Malachi deals very differently with his insecurity. Malachi, like Noel, does not believe that he deserves to be the richest man in the world. Despite this, his fortune keeps growing. The disparity between Constant's exorbitant wealth and the extent to which he believes he is deserving of this fortune only grows. The more this disparity grows, the more he feels the need to act out. He has a reputation as a party-loving celebrity—the result of completely embracing his nihilism. If someone like him can become the luckiest person on the planet without doing anything to deserve this fortune, then he does not know what meaning can be derived from life. He parties out of self-loathing, trying to make himself less and less deserving of his fortune, just in case some universal force finally has an excuse to take everything away from him. Constant may be rich and powerful like Rumfoord, but a key difference between the men is that Rumfoord has never doubted his own importance or whether he deserves his money.

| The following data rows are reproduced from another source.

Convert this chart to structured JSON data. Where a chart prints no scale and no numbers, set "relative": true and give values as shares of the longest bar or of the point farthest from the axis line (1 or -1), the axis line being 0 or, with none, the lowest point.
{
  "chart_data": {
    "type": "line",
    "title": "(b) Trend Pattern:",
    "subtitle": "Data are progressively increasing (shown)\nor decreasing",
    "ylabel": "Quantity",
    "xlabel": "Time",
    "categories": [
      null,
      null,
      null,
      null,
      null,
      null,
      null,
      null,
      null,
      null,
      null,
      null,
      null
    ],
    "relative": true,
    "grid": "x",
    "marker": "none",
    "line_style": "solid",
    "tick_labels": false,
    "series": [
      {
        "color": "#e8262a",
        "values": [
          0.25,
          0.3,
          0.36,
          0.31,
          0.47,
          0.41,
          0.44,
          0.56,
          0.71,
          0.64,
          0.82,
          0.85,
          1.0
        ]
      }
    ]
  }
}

For Constant, this fear comes to define him. Every waking moment is filled with the anxiety-ridden terror that someone will finally point out that he does not deserve to be so rich.

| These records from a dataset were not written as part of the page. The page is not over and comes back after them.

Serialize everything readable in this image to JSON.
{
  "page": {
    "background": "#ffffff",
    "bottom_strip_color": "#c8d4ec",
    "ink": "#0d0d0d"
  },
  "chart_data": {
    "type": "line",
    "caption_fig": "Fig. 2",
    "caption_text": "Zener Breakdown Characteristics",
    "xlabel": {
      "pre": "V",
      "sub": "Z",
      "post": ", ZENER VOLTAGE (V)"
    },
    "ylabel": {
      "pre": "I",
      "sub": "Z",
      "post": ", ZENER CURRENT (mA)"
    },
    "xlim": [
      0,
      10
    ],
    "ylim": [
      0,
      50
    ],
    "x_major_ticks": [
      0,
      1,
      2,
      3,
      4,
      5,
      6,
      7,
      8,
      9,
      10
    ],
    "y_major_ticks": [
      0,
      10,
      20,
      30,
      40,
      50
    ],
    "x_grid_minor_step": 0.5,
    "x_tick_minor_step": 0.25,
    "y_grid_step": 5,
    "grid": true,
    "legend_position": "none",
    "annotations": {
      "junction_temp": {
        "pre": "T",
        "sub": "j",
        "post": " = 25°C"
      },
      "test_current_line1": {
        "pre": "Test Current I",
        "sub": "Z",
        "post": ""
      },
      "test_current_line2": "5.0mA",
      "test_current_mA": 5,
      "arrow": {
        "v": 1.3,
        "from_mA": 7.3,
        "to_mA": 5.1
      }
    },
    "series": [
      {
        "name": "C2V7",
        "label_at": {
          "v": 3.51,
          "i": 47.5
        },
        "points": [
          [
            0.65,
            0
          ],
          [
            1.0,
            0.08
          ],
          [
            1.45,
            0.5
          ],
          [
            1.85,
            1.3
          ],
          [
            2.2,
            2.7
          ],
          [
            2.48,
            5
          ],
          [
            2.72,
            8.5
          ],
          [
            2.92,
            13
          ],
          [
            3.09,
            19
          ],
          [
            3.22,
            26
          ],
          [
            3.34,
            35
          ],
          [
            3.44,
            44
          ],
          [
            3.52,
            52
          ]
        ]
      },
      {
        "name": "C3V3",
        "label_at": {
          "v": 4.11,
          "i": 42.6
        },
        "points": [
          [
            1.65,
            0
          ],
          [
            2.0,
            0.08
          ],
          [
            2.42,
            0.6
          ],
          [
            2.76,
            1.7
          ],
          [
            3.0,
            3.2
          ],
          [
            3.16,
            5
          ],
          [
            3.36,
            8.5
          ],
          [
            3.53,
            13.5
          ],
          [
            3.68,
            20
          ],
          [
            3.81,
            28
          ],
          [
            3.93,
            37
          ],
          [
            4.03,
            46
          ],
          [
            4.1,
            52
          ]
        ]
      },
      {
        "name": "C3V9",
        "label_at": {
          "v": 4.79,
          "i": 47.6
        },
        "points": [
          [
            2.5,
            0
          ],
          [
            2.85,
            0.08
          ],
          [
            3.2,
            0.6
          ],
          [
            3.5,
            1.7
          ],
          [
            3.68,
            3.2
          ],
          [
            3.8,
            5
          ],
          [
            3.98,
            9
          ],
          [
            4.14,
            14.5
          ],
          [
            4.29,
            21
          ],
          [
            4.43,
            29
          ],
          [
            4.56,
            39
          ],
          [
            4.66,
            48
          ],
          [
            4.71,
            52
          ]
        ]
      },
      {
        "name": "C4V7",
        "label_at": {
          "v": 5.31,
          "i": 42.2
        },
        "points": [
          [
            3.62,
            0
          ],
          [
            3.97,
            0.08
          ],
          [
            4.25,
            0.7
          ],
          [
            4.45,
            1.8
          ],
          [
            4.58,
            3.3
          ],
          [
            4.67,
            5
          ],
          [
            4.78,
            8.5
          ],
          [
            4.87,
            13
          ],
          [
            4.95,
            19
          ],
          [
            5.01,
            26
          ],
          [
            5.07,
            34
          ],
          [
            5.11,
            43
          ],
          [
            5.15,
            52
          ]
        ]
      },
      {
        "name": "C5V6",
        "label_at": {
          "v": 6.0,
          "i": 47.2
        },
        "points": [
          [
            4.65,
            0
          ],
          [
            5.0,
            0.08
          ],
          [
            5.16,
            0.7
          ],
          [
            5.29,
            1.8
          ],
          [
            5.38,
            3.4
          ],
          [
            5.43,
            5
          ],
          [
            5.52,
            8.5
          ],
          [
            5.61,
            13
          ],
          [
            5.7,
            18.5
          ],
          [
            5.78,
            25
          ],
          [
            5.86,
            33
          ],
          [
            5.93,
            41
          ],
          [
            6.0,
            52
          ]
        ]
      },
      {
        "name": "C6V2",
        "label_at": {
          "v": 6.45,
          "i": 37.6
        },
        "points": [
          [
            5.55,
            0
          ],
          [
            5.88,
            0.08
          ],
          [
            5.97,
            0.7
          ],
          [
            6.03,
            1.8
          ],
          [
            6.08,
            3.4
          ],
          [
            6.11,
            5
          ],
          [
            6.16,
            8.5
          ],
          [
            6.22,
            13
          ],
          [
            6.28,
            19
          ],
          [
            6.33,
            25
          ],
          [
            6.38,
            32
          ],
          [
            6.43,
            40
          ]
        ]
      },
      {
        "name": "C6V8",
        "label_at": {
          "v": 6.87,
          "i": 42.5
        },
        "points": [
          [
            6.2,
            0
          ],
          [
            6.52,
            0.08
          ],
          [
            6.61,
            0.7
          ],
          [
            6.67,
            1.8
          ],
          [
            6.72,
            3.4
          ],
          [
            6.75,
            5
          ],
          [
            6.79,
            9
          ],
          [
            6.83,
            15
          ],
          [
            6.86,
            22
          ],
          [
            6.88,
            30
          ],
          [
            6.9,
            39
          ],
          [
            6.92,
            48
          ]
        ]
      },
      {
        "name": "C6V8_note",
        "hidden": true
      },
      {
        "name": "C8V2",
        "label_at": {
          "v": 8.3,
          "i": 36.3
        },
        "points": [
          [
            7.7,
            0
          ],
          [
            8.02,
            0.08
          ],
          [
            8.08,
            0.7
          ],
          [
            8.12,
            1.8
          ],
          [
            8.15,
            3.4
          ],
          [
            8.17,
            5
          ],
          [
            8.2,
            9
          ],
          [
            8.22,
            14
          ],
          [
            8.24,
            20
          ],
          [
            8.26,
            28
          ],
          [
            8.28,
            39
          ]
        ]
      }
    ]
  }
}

On Mars, Malachi Constant is replaced by Unk. This switch of identities marks a clear transition between one part of the story and the next. Malachi Constant was a man with doubts, fears, and—most importantly—memories. When the memories are removed from his mind, he ceases to be Malachi Constant. He does not have the same doubts and fears about his worthiness because he no longer remembers that he is a rich man. After the memory wipe, Constant ceases to be and Unk is all that remains. Unk is a blank slate whose personality is recreated regularly by the reading of a letter. The obliteration of Constant as an identity, however, provides insight into what it really means to be human: If a person can be completely erased by the removal of their memories, Constant is essentially dead. Human identity is therefore a brittle, fragile social construct. Constant—for all his wealth, arrogance, and power—can be eliminated and replaced with a disempowered, unrecognizable person. In a novel which focuses so much on the nature of free will, this loss of identity challenges the extent to which a person even truly exists. Loss of identity is a challenge to free will because there is no longer a person resembling Malachi Constant which can express free will, even if the physical form of that person still remains.

In this sense, the letter is an important expression of autonomy and identity. Constant writes to himself, writing down the facts that he knows to be true. After having his memories wiped, Constant is not even aware that the letter exists, let alone that he is the author of the letter. As such, the letter becomes a short index for a personality. Unk knows that his identity is a transient construct, so he seeks out a way to create a legacy. The letter is the only way he can pass on his thoughts, feelings, and ideas to his own self. Each time Unk reads the letter, he is reborn as an echo of his former self. However, identity, as fragile as it is, is only ever as reliable as the person writing the letter that reassembles Unk’s identity each time. As such, the novel shows that Unk's desire to perpetuate himself beyond each memory wipe is an expression of free will and independence which is not always reliable. A new version of Unk will always emerge but, due to the nature of his emergence, he cannot be considered a continuation of what came before. Each version of Unk differs slightly with each reincarnation to the point where he eventually becomes unrecognizable.